If the CDLE decides to intervene, it is allowed to prevent the strike for a period of up to 180 days while mediation continues.
“Denver Public Schools continues to ask the DCTA to come back to the table and resume negotiations,” the district said in a release Wednesday. “School district officials remain open to continuing this dialogue with union officials to reach an agreement that honors the incredible work of DPS educators.”
A spokesperson for the DCTA told Denver7 Wednesday after the DPS request was made that it did not plan to similarly request intervention by the state and declined to comment at the time about the DPS request.
The DCTA announced Tuesday that 93 percent of teachers in the union voted in favor of a strike over what they say is an unfair pay structure, among other grievances. After negotiations, the sides were still more than $8 million apart, and there are still disagreements about bonus money and a possible redistribution of wage money to build up teachers’ base salaries.
“A strike is not a last resort,” DCTA President Henry Roman said Tuesday night. “We’ve exhausted all our options. DPS has made its choice to keep critical funding in central administration, and not to apply more of those funds to the classroom where they would provide the greatest benefit for learning. This vote shows their priorities are unacceptable to the majority of Denver teachers.”
DPS Superintendent Susana Cordova said Tuesday night that she would ask both Polis and the CDLE to step in and bring the district and union leadership back to the negotiating table to prevent the strike – something that was done in both 1991 and 1994 after DPS teachers voted to strike.
Cordova and DPS CFO Mark Ferrandino met with Polis Wednesday, and Polis’ office said that he and CDLE leadership would be meeting with the union as well.
Polis declined to answer questions about his role in the negotiations at a news conference announcing a new health care initiative Wednesday morning, saying he wanted to stay on the subject of health care.

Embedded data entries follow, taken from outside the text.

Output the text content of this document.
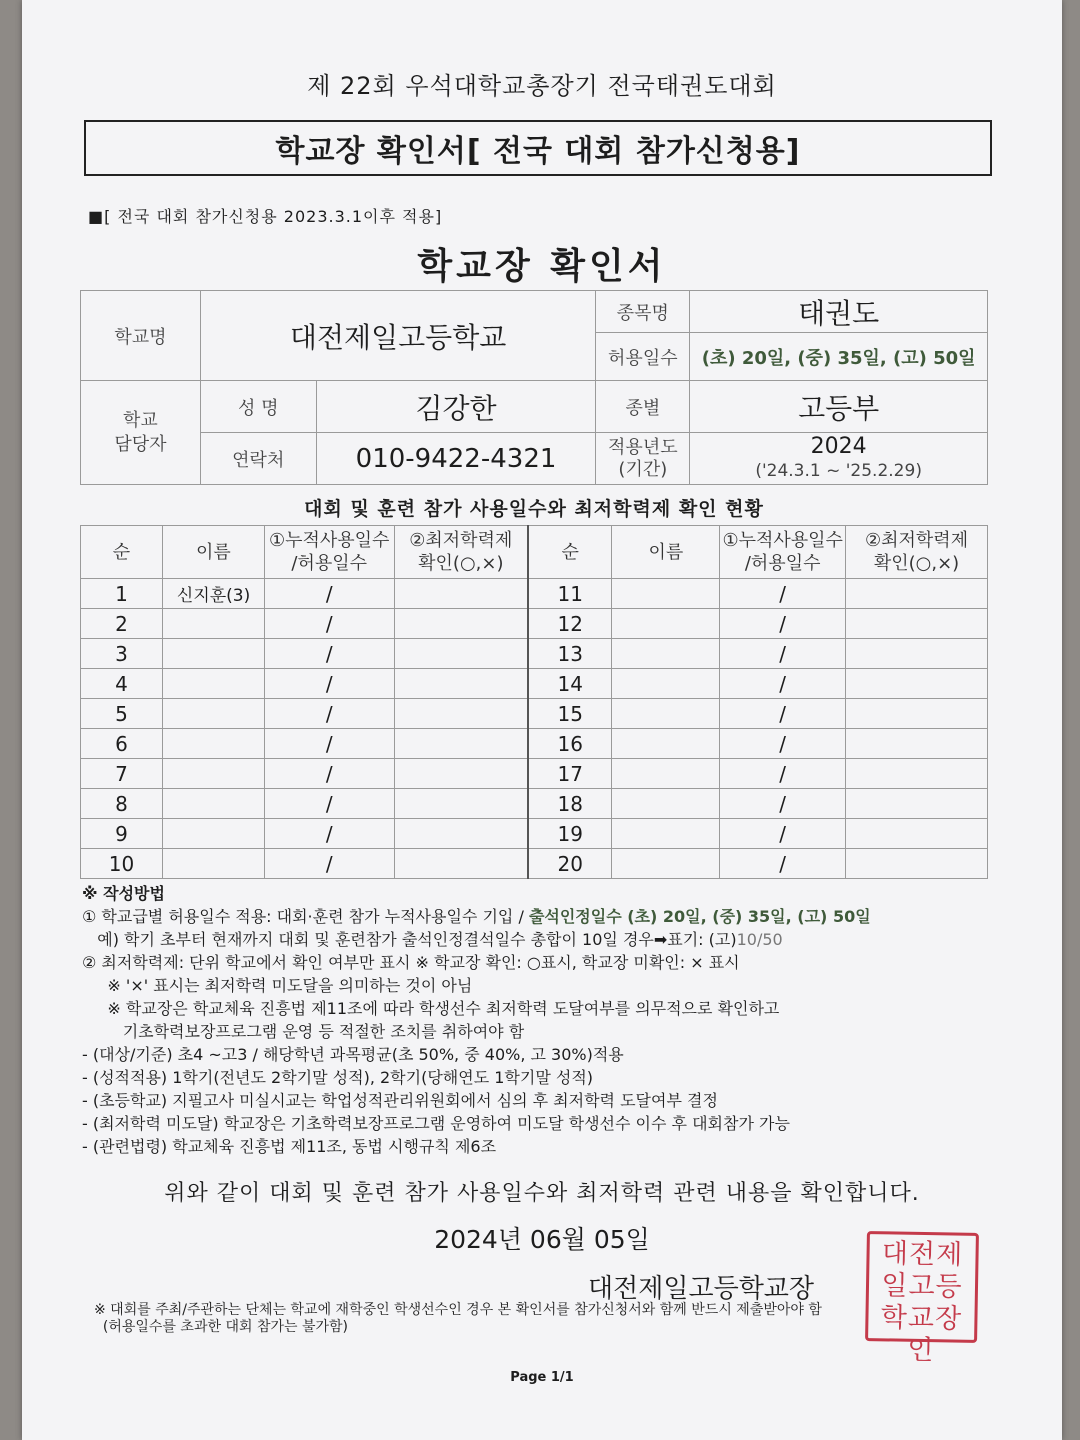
제 22회 우석대학교총장기 전국태권도대회
학교장 확인서[ 전국 대회 참가신청용]
■[ 전국 대회 참가신청용 2023.3.1이후 적용]
학교장 확인서
학교명	대전제일고등학교		종목명	태권도
			허용일수	(초) 20일, (중) 35일, (고) 50일
학교
담당자	성 명	김강한	종별	고등부
	연락처	010-9422-4321	적용년도
(기간)	2024
('24.3.1 ~ '25.2.29)
대회 및 훈련 참가 사용일수와 최저학력제 확인 현황
순	이름	①누적사용일수
/허용일수	②최저학력제
확인(○,×)	순	이름	①누적사용일수
/허용일수	②최저학력제
확인(○,×)
1	신지훈(3)	/		11		/	
2		/		12		/	
3		/		13		/	
4		/		14		/	
5		/		15		/	
6		/		16		/	
7		/		17		/	
8		/		18		/	
9		/		19		/	
10		/		20		/	
※ 작성방법
① 학교급별 허용일수 적용: 대회·훈련 참가 누적사용일수 기입 / 출석인정일수 (초) 20일, (중) 35일, (고) 50일
예) 학기 초부터 현재까지 대회 및 훈련참가 출석인정결석일수 총합이 10일 경우➡표기: (고)10/50
② 최저학력제: 단위 학교에서 확인 여부만 표시 ※ 학교장 확인: ○표시, 학교장 미확인: × 표시
※ '×' 표시는 최저학력 미도달을 의미하는 것이 아님
※ 학교장은 학교체육 진흥법 제11조에 따라 학생선수 최저학력 도달여부를 의무적으로 확인하고
기초학력보장프로그램 운영 등 적절한 조치를 취하여야 함
- (대상/기준) 초4 ~고3 / 해당학년 과목평균(초 50%, 중 40%, 고 30%)적용
- (성적적용) 1학기(전년도 2학기말 성적), 2학기(당해연도 1학기말 성적)
- (초등학교) 지필고사 미실시교는 학업성적관리위원회에서 심의 후 최저학력 도달여부 결정
- (최저학력 미도달) 학교장은 기초학력보장프로그램 운영하여 미도달 학생선수 이수 후 대회참가 가능
- (관련법령) 학교체육 진흥법 제11조, 동법 시행규칙 제6조
위와 같이 대회 및 훈련 참가 사용일수와 최저학력 관련 내용을 확인합니다.
2024년 06월 05일
대전제일고등학교장
대전제일고등학교장인
※ 대회를 주최/주관하는 단체는 학교에 재학중인 학생선수인 경우 본 확인서를 참가신청서와 함께 반드시 제출받아야 함
(허용일수를 초과한 대회 참가는 불가함)
Page 1/1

But his office acknolwedged the meetings later Wednesday.
“At this point, the Governor has not made a decision to intervene,” the governor’s office said in a statement late Wednesday. “The Governor and the Department of Labor and Employment will continue to engage both sides and encourage both sides to return to the table and continue Negotiating on a path forward.”
DPS and the DCTA have been in negotiations for a new compensation agreement since November 2017, when the agreement was extended to Jan. 18 of this year after they failed to reach a resolution.

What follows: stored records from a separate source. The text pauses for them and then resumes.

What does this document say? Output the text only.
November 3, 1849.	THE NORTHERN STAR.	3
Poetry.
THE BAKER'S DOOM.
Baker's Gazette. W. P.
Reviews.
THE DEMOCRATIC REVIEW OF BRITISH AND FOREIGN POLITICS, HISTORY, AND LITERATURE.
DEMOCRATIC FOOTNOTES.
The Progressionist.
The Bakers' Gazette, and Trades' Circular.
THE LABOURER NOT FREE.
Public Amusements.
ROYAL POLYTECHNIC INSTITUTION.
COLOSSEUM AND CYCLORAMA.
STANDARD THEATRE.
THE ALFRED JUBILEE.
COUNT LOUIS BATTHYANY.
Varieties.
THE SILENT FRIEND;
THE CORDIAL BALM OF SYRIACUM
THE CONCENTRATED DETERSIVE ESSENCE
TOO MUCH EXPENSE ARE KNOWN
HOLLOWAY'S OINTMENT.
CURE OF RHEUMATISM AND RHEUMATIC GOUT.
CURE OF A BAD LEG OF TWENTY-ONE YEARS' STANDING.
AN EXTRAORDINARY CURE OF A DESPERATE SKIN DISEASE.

The most-recent bargaining sessions had been ongoing since November, and after the two sides failed to reach an agreement last week, union voting of whether or not to strike took place between Saturday and Tuesday.

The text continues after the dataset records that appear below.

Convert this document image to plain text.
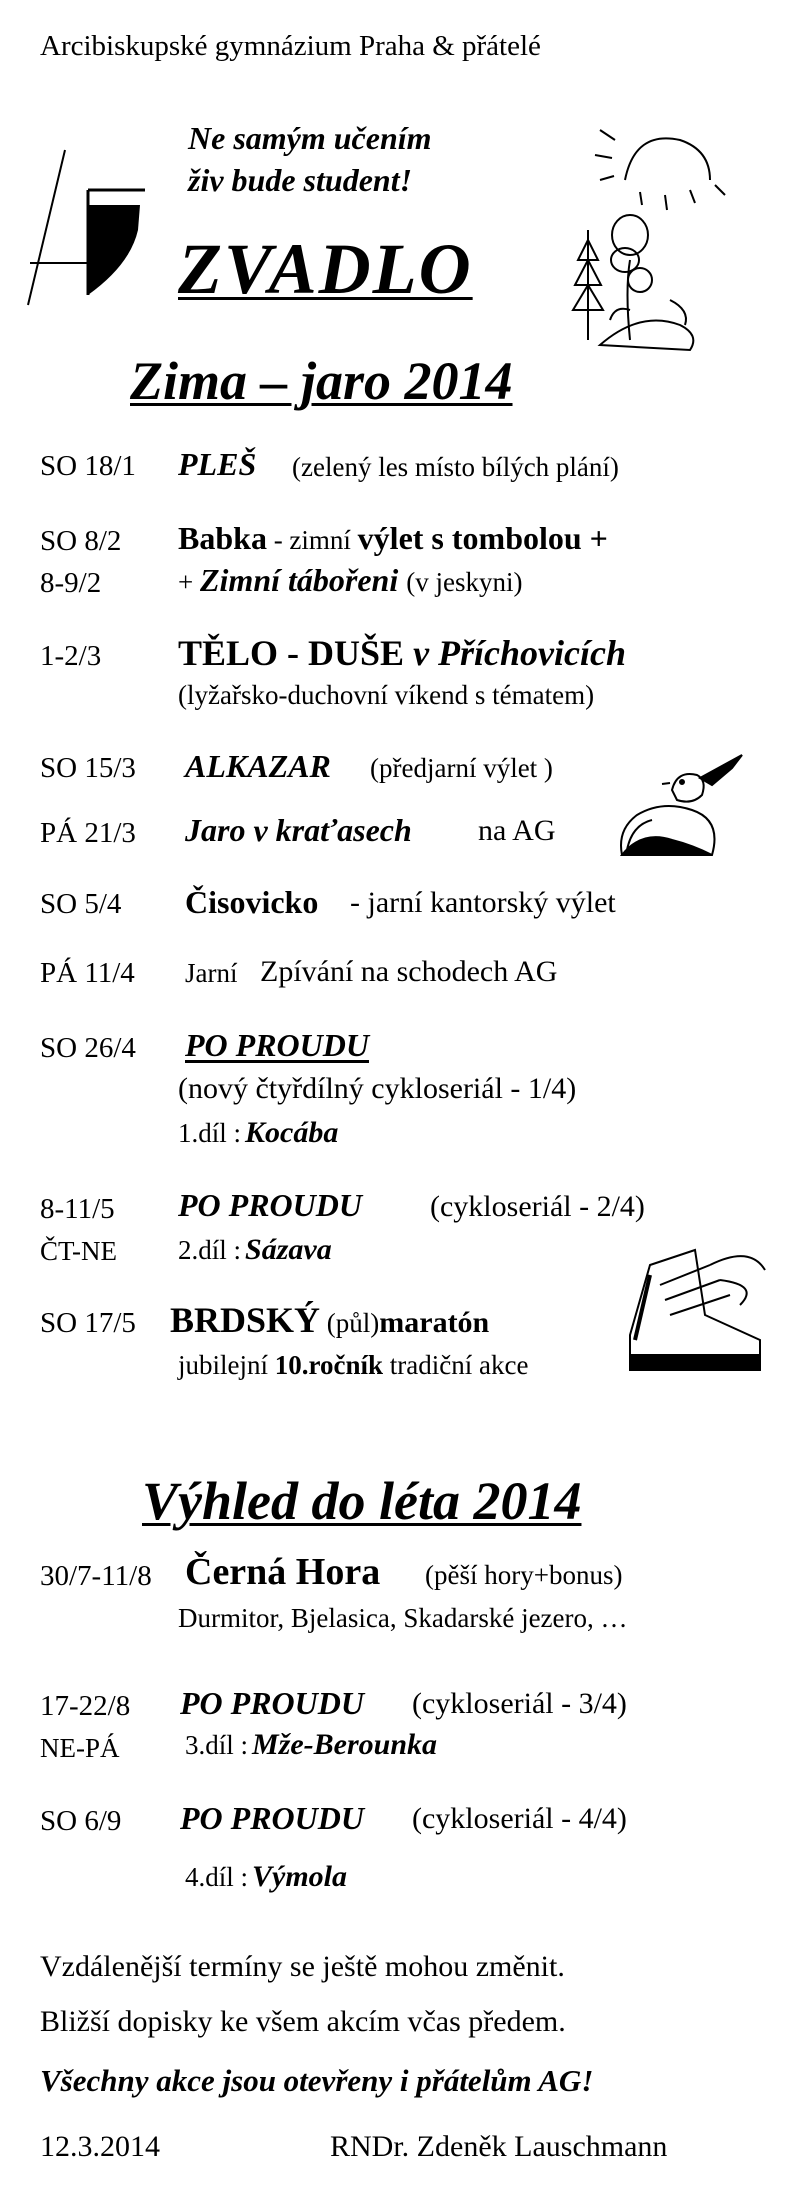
Arcibiskupské gymnázium Praha & přátelé
Ne samým učením
živ bude student!
ZVADLO
Zima – jaro 2014
SO 18/1 PLEŠ (zelený les místo bílých plání)
SO 8/2
8-9/2
Babka - zimní výlet s tombolou +
+ Zimní tábořeni (v jeskyni)
1-2/3 TĚLO - DUŠE v Příchovicích
(lyžařsko-duchovní víkend s tématem)
SO 15/3 ALKAZAR (předjarní výlet )
PÁ 21/3 Jaro v kraťasech na AG
SO 5/4 Čisovicko - jarní kantorský výlet
PÁ 11/4 Jarní Zpívání na schodech AG
SO 26/4 PO PROUDU
(nový čtyřdílný cykloseriál - 1/4)
1.díl : Kocába
8-11/5
ČT-NE
PO PROUDU (cykloseriál - 2/4)
2.díl : Sázava
SO 17/5 BRDSKÝ (půl)maratón
jubilejní 10.ročník tradiční akce
Výhled do léta 2014
30/7-11/8 Černá Hora (pěší hory+bonus)
Durmitor, Bjelasica, Skadarské jezero, …
17-22/8
NE-PÁ
PO PROUDU (cykloseriál - 3/4)
3.díl : Mže-Berounka
SO 6/9 PO PROUDU (cykloseriál - 4/4)
4.díl : Výmola
Vzdálenější termíny se ještě mohou změnit.
Bližší dopisky ke všem akcím včas předem.
Všechny akce jsou otevřeny i přátelům AG!
12.3.2014	RNDr. Zdeněk Lauschmann
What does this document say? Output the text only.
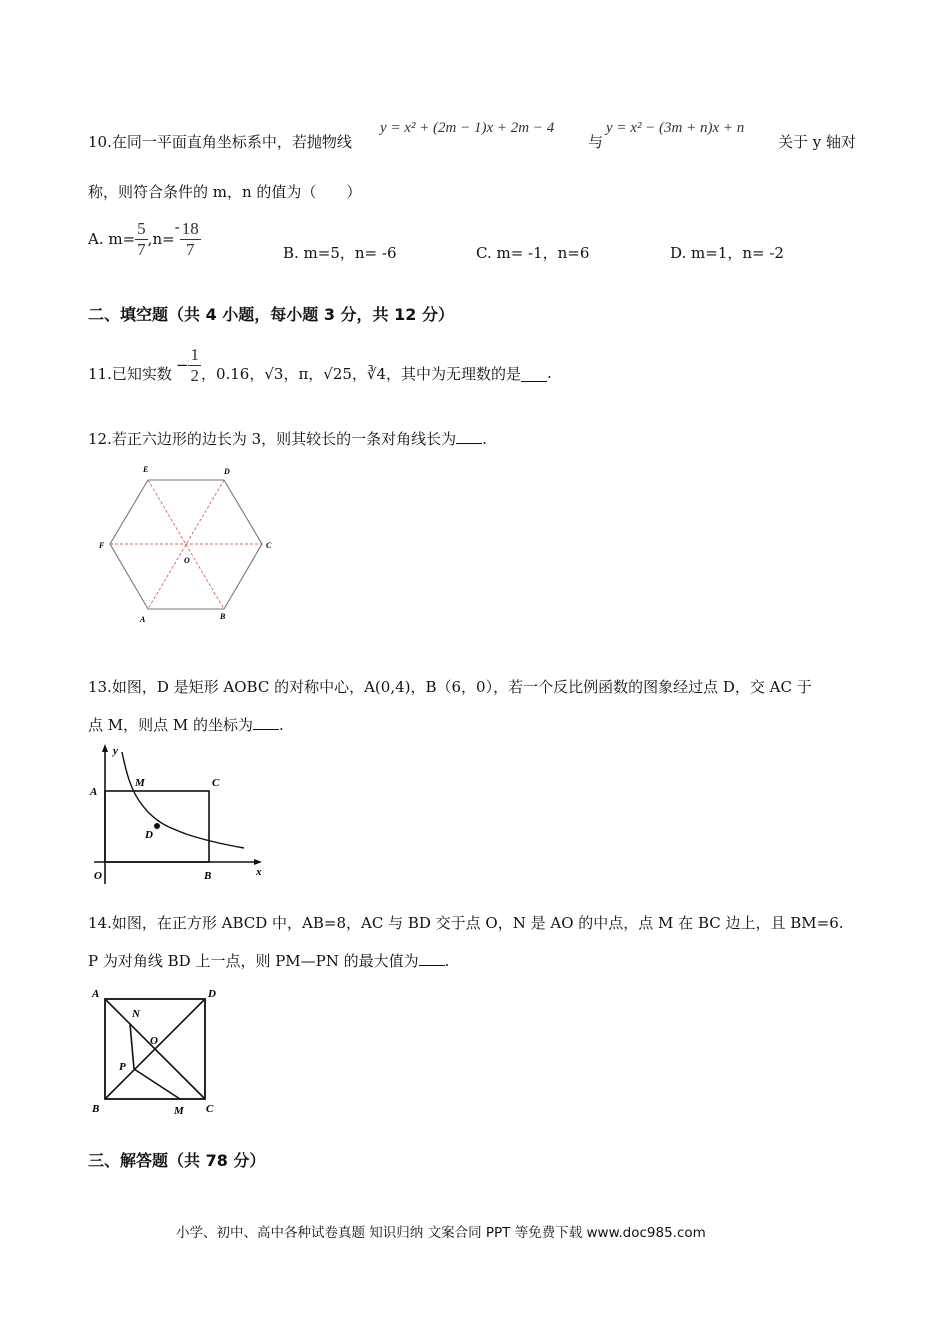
10.在同一平面直角坐标系中，若抛物线
y = x² + (2m − 1)x + 2m − 4
与
y = x² − (3m + n)x + n
关于 y 轴对
称，则符合条件的 m，n 的值为（　　）
A. $m= \frac{5}{7} ,n=$
- $\frac{18}{7}$	B. m=5，n= -6	C. m= -1，n=6	D. m=1，n= -2
二、填空题（共 4 小题，每小题 3 分，共 12 分）
11.已知实数 − $\frac{1}{2}$ ，0.16，√3，π，√25，∛4，其中为无理数的是 .
12.若正六边形的边长为 3，则其较长的一条对角线长为 .
E	D
F	C
O
A	B
13.如图，D 是矩形 AOBC 的对称中心，A(0,4)，B（6，0），若一个反比例函数的图象经过点 D，交 AC 于
点 M，则点 M 的坐标为 .
y
x
A
M	C
D
O	B
14.如图，在正方形 ABCD 中，AB=8，AC 与 BD 交于点 O，N 是 AO 的中点，点 M 在 BC 边上，且 BM=6.
P 为对角线 BD 上一点，则 PM—PN 的最大值为 .
A	D
N
O
P
B	M C
三、解答题（共 78 分）
小学、初中、高中各种试卷真题 知识归纳 文案合同 PPT 等免费下载 www.doc985.com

Cordova said Tuesday that the district was committed to keeping schools open even if teachers do strike and the CDLE does not intervene. DPS set up a website that details the differences in what the district is asking for and what the union has requested, and to also provide resources for families to help them plan for a strike.
The district said among the most important things parents can do to prepare for a strike is to ensure their student’s contact information is updated in the Parent Portal and that medication information is up-to-date. Questions can also be answered at the Family Helpline at 720-423-3054.
“To our teachers: We want and need you in our classrooms,” Cordova said in a statement Wednesday morning. “Our state has underfunded education for over a decade. Fortunately, our new governor is working to change this by funding full-day kindergarten. This has helped us put more money on the table for teacher pay. We want to work to reach an agreement and we welcome support from Governor Polis and his administration to bring us both back to negotiate.”